Well to be fair, that constraint is also part of the mathematical definition of a graph, where the set of edges E is a binary relation over vertices V (i.e., a subset of V x V). You'd need either a multiset or a labelled relation (i.e., a subset of V x L x V for some set of labels L) to overcome that.
There is no "the" definition. From Wikipedia:

"Definitions in graph theory vary. [...] A multigraph is a generalization that allows multiple edges to have the same pair of endpoints. In some texts, multigraphs are simply called graphs."

It's a bit disingenuous to skip over the Graph subsection of that article, right after the "definitions vary" line:

> A graph (sometimes called an undirected graph to distinguish it from a directed graph, or a simple graph to distinguish it from a multigraph) is a pair G = (V, E), where V is a set whose elements are called vertices (singular: vertex), and E is a set of unordered pairs of vertices, whose elements are called edges (sometimes links or lines).

An unqualified "graph" is almost always this one—a simple, undirected graph.
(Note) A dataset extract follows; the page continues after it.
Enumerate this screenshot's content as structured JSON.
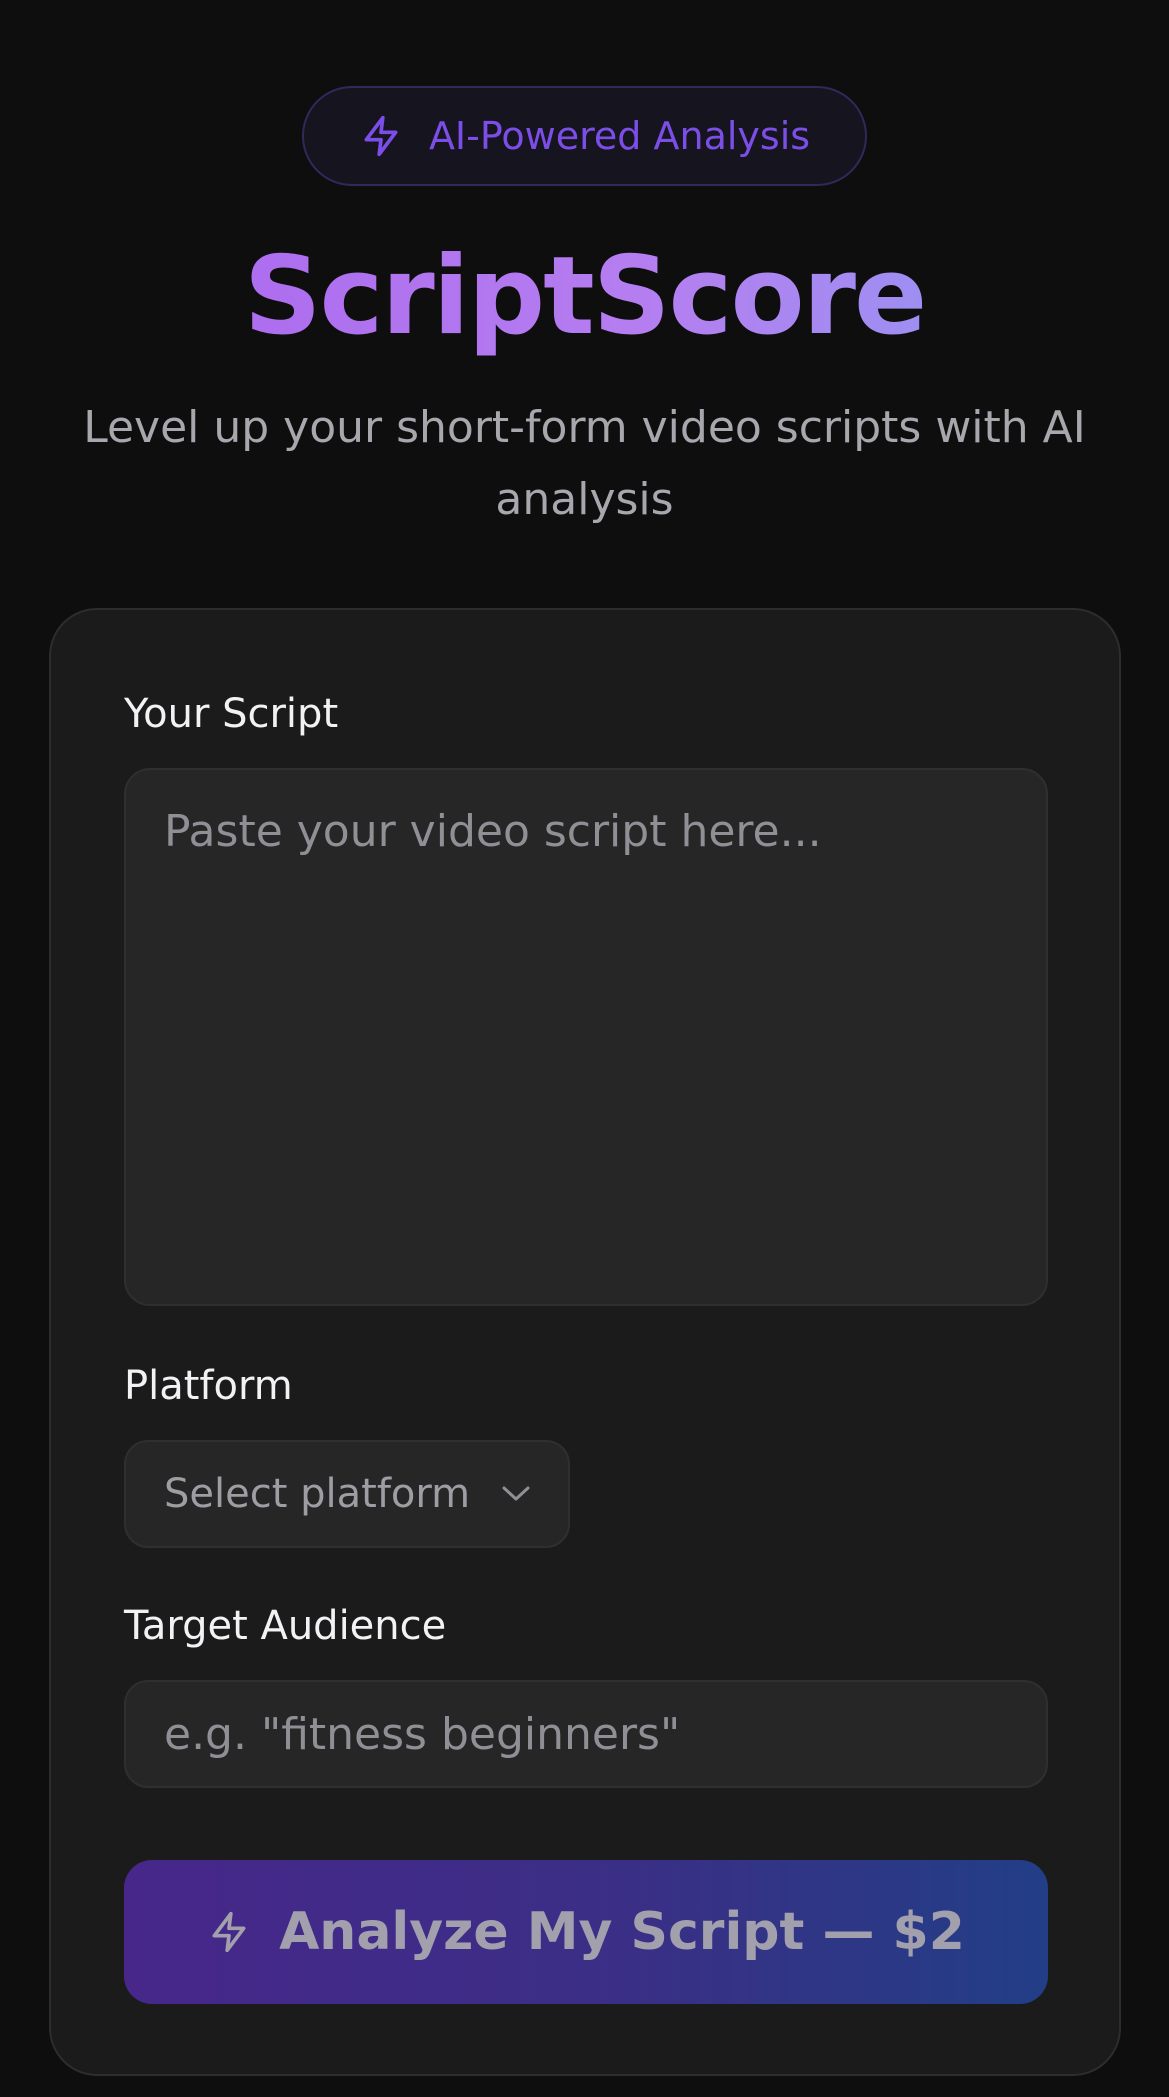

If you mean something different you almost always need to use one of the more specific names to be clear.

https://en.m.wikipedia.org/wiki/Graph_(discrete_mathematics)...

"Disingenuous"? Do you have to make this personal before looking for another explanation?

The parent comment I replied to said:

"Does A->B imply B->A?"

That "undirected" condition was already violated before I wrote anything.

Sorry, I didn't intend to make it personal, I was just pointing out that the very next paragraph after the chunk you quoted included the definition of "graph" that lou1306 was referring to, almost verbatim.

Definitions sometimes vary, but lou1306 is correct on the merits that the most widely accepted definition of an unqualified "graph" states that "the set of edges E is a binary relation over vertices V (i.e., a subset of V x V)".

> hypergraph

> I just have a set of vertices

> and a set of sets of vertices

Sounds kind of like a file system to me. Files are the vertices. Directories are the nestable sets of vertices.